夢みたものは ひとつの幸福ねがったものは ひとつの愛それらはすべてここに ある と
【名言名句】
夢みたものは ひ
とつの幸福ねがったものは ひとつの愛それらはすべてここに ある と
【解説】
結核のためわずか二十四歳で世を去った立原道造。この言葉には、ささやかな幸せや愛に無上の喜びを感じる繊細な詩人の魂が宿っているようだ。

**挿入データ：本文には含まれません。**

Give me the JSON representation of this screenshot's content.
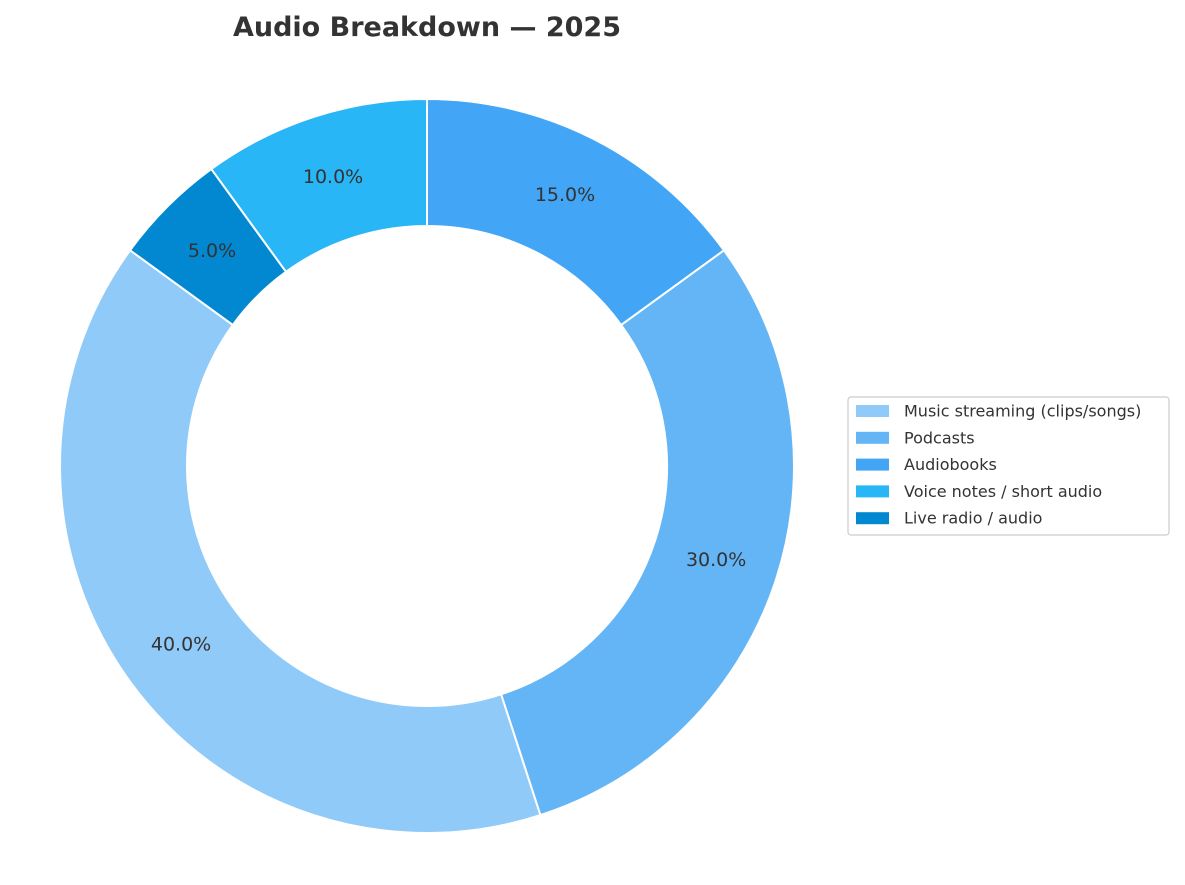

この詩のなかで立原は、山並を望む静かな村で、青い空のもと、日傘を差して輪になって歌い踊る田舎娘たちの姿や、青い翼の小鳥のうたに、「ひとつの幸福」「ひとつの愛」がすべてあるとうたう。明るくのびやかな山村の風景や風物は東京育ちで病弱だった立原をやさしく癒してくれたのだろう。
【作者】立原道造
【生没年】1914~39
【職業】詩人
【出典】『優しき歌?U』
【参考】立原道造は十代のはじめから絵画や作歌、作詞に才能を見せていた。東大では建築を専攻、卒業後設計事務所に就職してこの分野でも豊かな才能を示し将来を嘱望されたが、わずか一年余りで発病、休職を余儀なくされ、信濃追分や長崎に療養して、ソネット(十四行詩)形式の美しい抒情詩を数多く残した。